Shit shit shit. He’s dead.
Campbell retreated to the living room, eyes now adjusted to the gloom. He fished his cell from his pocket. But should he call an ambulance? What about the drugs? Would Campbell get in trouble? Sure, he could blame everything on Roy, but a police search of the place would be a big hassle.
In the end, he decided to make the call. Except his phone didn’t power up. It had been fully charged an hour ago, when his manager called to remind Campbell about his shift.
No power, no phone. What the hell is going down?

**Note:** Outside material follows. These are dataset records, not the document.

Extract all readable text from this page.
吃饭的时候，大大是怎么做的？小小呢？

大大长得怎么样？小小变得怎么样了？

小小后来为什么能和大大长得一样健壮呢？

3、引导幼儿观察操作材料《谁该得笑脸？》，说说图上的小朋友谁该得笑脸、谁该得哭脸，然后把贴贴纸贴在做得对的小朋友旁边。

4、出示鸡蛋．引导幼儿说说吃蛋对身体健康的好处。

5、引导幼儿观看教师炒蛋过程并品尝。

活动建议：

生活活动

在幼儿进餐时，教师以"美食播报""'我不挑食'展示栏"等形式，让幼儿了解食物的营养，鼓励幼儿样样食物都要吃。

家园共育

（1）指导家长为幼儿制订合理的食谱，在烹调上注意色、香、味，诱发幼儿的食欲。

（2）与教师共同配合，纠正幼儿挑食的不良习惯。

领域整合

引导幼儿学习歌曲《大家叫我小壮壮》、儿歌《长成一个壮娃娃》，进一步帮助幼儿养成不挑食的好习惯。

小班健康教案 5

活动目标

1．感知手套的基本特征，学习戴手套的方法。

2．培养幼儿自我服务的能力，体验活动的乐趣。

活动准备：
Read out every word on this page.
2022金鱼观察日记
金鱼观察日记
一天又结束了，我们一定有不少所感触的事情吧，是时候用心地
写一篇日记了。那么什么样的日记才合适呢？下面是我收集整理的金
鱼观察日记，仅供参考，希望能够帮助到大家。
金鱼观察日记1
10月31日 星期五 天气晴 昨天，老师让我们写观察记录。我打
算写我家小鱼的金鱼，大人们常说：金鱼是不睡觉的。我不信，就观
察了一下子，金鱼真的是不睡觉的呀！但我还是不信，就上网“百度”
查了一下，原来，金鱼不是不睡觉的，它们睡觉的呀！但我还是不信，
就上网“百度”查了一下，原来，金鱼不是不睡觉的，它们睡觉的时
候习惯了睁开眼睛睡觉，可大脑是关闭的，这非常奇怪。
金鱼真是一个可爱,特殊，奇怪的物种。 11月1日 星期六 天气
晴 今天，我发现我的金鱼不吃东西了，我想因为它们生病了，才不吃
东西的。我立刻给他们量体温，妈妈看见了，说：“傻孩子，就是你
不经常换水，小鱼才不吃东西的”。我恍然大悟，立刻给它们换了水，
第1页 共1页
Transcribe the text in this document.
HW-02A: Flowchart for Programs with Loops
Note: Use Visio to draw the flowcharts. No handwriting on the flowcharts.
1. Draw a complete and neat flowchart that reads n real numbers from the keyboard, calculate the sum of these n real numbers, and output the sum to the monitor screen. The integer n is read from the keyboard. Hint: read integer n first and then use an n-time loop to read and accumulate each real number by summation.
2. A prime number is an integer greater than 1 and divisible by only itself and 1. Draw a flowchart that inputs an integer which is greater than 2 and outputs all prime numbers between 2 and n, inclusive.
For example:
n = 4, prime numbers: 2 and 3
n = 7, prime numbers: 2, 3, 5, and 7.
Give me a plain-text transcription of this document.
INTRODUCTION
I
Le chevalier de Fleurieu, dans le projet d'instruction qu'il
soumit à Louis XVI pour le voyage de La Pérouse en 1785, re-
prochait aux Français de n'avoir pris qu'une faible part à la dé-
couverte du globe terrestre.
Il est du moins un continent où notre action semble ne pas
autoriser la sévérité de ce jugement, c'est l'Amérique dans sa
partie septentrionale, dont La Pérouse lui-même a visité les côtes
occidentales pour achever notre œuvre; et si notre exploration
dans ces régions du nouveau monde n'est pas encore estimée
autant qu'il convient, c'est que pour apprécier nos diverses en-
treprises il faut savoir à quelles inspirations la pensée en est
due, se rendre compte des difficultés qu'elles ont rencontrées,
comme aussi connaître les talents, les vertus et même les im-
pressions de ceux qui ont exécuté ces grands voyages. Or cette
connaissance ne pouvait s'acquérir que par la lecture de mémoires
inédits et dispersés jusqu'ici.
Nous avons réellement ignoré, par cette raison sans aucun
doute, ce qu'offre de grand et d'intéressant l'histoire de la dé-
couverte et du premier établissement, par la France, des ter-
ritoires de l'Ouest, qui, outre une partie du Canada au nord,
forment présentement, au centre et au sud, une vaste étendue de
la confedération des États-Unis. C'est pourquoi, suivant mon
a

Campbell opened the apartment door. A man was sprawled on the sidewalk outside, huddled like a lump of clothes. A red Jeep wheeled wildly through the parking lot of the complex, shearing the bumpers of three vehicles before plowing into a Ford truck. The Jeep’s driver crashed headfirst through the windshield, hanging there like a trophy deer mounted on a red plate. Screams rang out from the surrounding streets.
All hell was breaking loose, and Campbell did the only thing he could think of under the circumstances.
He stepped back, slammed the apartment door, and locked it.
And wondered how long it would take for the power to come back on, and how long before Roy started to stink for real.